以降、権利問題が解決されないために放置された施設は、さまざまな犯罪の温床と化した。また、一部で「心霊スポット」などと評判になったこともあり、余計に不法侵入者が増え社会問題化した。権利問題の解決に時間がかかり、高崎市がカッパピアの解体と跡地利用に着手できるまで4年を要した。
同市は再生にあたり、高崎市経済大学の大宮登教授を筆頭に19人で構成するプロジェクトチームを結成。今年8月4日、「観音山公園」の基本構想を公表した。着工は来年4月以降。
「観音山公園」の概要は「現況の跡地の地形や起伏、樹林等の自然環境を有効活用した、自然にふれあうことができる公園」をコンセプトに、観音山丘陵の中心となる施設とするもの。

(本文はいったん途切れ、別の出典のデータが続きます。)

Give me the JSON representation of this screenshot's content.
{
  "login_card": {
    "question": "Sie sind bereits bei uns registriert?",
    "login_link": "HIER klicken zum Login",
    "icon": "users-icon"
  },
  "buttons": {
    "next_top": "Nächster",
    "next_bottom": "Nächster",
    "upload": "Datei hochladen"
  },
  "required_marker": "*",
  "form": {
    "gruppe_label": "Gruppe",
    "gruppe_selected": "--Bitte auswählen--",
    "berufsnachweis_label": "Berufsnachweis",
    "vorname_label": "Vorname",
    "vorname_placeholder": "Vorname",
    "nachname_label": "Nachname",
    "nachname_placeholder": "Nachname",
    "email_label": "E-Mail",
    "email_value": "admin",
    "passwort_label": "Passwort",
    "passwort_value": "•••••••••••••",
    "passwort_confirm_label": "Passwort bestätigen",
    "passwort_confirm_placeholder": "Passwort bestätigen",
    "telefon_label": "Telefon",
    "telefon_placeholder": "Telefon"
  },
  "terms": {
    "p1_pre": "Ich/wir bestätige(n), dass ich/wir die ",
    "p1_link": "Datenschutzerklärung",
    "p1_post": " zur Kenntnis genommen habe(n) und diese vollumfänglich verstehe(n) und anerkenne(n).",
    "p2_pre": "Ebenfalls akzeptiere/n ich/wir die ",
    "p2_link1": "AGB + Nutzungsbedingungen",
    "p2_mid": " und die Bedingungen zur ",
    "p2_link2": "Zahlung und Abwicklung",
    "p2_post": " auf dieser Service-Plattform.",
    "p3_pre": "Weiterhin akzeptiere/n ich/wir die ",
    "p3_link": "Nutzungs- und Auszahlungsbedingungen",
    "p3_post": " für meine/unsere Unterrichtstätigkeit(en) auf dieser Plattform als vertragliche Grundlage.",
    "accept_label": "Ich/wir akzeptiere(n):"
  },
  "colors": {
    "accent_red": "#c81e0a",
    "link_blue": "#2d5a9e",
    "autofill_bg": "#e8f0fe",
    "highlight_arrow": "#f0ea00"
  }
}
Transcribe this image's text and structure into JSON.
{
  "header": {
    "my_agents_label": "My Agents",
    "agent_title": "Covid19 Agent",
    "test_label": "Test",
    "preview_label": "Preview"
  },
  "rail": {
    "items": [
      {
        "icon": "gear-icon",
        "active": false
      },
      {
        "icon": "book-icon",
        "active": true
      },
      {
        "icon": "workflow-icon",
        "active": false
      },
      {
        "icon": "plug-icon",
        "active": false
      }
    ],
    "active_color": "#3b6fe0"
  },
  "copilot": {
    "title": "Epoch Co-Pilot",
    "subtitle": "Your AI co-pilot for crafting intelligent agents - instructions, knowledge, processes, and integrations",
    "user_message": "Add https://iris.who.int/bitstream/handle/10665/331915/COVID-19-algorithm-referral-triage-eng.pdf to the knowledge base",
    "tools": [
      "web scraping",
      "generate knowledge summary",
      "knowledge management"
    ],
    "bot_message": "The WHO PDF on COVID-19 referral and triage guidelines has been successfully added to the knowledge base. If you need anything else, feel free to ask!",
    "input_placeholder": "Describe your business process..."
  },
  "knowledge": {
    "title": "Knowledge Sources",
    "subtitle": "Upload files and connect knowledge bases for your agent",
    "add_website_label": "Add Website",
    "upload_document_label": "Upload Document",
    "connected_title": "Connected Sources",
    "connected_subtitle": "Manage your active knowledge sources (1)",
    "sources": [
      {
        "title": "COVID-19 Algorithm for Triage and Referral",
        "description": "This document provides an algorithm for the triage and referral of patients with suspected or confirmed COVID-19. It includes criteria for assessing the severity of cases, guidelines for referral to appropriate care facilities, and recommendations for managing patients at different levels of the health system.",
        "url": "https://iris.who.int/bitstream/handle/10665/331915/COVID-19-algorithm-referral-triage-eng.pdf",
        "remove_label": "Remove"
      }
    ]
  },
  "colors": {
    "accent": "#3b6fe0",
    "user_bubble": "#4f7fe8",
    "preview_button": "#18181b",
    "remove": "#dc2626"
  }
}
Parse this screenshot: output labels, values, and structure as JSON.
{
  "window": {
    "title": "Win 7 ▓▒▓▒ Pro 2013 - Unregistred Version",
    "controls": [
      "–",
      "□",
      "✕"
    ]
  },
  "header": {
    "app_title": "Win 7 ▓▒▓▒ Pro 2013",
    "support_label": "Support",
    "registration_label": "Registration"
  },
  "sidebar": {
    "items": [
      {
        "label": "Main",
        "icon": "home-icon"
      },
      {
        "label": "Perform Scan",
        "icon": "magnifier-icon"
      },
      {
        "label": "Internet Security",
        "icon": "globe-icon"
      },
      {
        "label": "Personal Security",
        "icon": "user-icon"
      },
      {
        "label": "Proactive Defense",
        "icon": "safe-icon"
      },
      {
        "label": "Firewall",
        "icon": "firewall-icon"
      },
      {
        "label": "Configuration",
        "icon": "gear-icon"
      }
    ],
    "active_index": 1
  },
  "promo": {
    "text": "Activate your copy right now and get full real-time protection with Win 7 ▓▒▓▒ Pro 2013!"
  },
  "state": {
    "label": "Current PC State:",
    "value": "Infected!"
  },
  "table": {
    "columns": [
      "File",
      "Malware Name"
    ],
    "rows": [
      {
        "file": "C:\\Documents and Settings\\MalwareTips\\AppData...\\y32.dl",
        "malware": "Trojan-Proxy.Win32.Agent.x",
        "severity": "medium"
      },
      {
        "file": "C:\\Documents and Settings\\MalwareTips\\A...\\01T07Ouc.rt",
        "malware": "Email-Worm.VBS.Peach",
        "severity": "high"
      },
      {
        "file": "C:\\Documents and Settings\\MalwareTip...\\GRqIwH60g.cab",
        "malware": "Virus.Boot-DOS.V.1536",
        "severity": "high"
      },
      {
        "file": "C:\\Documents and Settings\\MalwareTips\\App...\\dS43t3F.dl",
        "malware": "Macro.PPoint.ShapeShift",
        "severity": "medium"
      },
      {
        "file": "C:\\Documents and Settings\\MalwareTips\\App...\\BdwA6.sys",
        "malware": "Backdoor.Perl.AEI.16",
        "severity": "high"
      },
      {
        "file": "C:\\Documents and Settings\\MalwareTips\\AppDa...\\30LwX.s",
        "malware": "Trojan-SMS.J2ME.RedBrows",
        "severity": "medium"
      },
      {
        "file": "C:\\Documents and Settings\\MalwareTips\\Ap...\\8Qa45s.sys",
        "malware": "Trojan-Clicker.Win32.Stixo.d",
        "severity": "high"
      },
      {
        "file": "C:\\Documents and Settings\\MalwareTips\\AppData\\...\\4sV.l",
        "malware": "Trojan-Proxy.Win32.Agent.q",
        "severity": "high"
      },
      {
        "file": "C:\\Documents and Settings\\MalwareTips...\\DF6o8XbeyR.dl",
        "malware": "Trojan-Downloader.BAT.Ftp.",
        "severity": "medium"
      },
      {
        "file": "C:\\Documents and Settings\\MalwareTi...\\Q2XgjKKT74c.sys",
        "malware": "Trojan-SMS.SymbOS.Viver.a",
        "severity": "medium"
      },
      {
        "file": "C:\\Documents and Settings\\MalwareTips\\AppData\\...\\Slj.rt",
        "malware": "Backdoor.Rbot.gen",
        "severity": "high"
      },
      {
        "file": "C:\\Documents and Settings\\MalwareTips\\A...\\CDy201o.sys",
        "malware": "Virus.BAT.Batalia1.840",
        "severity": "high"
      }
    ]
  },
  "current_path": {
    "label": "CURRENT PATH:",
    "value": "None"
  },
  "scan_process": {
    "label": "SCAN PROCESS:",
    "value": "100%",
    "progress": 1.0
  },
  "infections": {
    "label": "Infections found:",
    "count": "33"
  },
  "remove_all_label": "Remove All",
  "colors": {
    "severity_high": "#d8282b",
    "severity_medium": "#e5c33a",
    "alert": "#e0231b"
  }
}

大宮教授は「『子育てに役立つ施設に。たとえば子どもも宿泊できる研修施設』などの要望があったが、地盤の関係で難しかった。同じく要望の多かった野外ステージについては将来的に利用可能なスペースを確保した。幸い緑が豊かで野鳥観察などができる環境にある。自然を生かした空間は子どもだけでなく高齢者をはじめとする市民が憩える場になるはず。安全性を考慮した上でだが、全部完成するまで待つのではなく、可能な限りでき上がったところから開放するよう市に働きかける」と話す。
同市には「構想にキャンプ場を加えて」など市民からの要望が寄せられており、同市公園緑地課担当者は「山と言っても人里離れた場所ではないため、周辺の住民生活との兼ね合いで今のところキャンプ場は考えていないが、意見や要望を聞かせてもらえたら」と呼びかけている。
「心霊スポット」といわれた廃墟が公園として生まれ変わるのは2013年4月ごろの予定。